Мы бродили по узким крутым улочкам старого города и по сплошному туннелю из магазинов и порталов, который, очевидно, весьма помогал защитникам города во время сарацинских набегов. На небольшой площади толпился народ: шли съемки. Две девушки в шубах то садились в красную машину, то выходили из нее. Наверное, рекламировался автомобиль, но меня куда больше увлекала беззаботная красота девушек. В Англии такого не увидишь, разве что в Лондоне. Не бывает в Англии таких надменно красивых режиссеров, нагловато-обаятельных, которые с дымящейся во рту галуазиной объясняют что-то, по-галльски мрачно пожимая плечами и скорбно жестикулируя.

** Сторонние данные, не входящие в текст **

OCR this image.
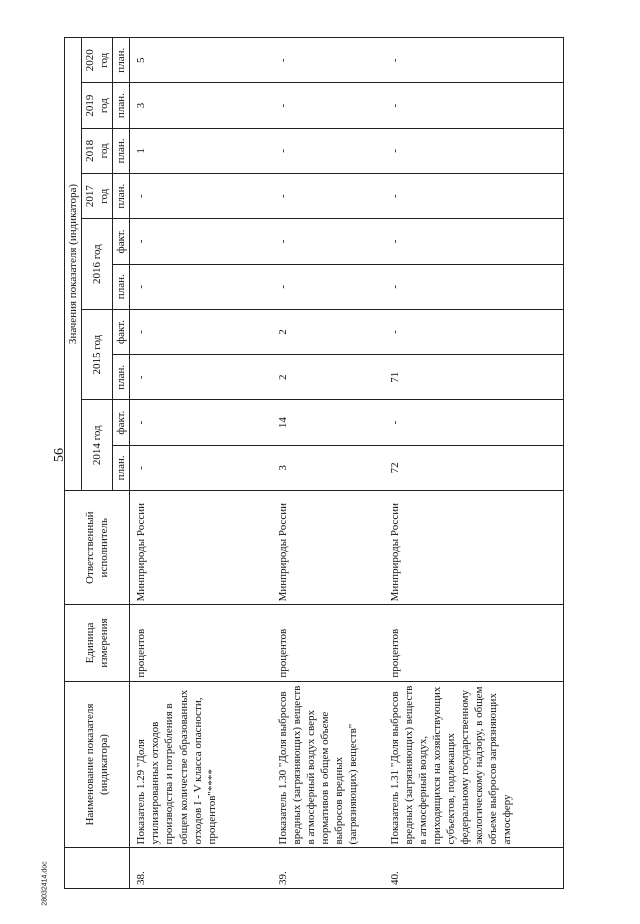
56
	Наименование показателя (индикатора)	Единица измерения	Ответственный исполнитель	Значения показателя (индикатора)									
				2014 год		2015 год		2016 год		2017 год	2018 год	2019 год	2020 год

				план.	факт.	план.	факт.	план.	факт.	план.	план.	план.	план.
38.	Показатель 1.29 "Доля утилизированных отходов производства и потребления в общем количестве образованных отходов I - V класса опасности, процентов"****	процентов	Минприроды России	-	-	-	-	-	-	-	1	3	5
39.	Показатель 1.30 "Доля выбросов вредных (загрязняющих) веществ в атмосферный воздух сверх нормативов в общем объеме выбросов вредных (загрязняющих) веществ"	процентов	Минприроды России	3	14	2	2	-	-	-	-	-	-
40.	Показатель 1.31 "Доля выбросов вредных (загрязняющих) веществ в атмосферный воздух, приходящихся на хозяйствующих субъектов, подлежащих федеральному государственному экологическому надзору, в общем объеме выбросов загрязняющих атмосферу	процентов	Минприроды России	72	-	71	-	-	-	-	-	-	-
28032414.doc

А девушки явно скучали.
Неподалеку мы нашли место, где можно пообедать, – ресторанчик с узким фасадом, похожий на бар; мы вошли, и там оказалось хорошо. На столах простые белые бумажные скатерти, маленький бар из старого полированного дерева, служивший также кассой и сырным прилавком. За первым зальчиком шел второй, более тесный и темный. Шанталь, я думаю, осталась бы где светлее, но я люблю уединенность, и мы прошли во внутренний. Оттуда просматривался внешний зал, и из окна – мощеная улочка, спускавшаяся к морю.
Войдя с яркого света в сумрак этого зальчика, мы не сразу поняли, что не одни в нем. Запах сигарного дыма и тихий разговор привлекли наше внимание к высокому пожилому седому мужчине, который боком сидел на стуле, прислонясь затылком к стене. С ним была женщина гораздо моложе его; она сидела к нам спиной и то и дело взмахивала рукой, высвобождая из-за спинки стула длинные черные волосы, завязанные в конский хвост. Замолчав, мужчина вновь стал зажигать сигару, обламывая спички непослушными пальцами. Женщина произнесла что-то; возникла пауза. Он ответил – и снова пауза. Словно бы между ними шел какой-то давний, надоевший, безнадежный и бесцельный торг.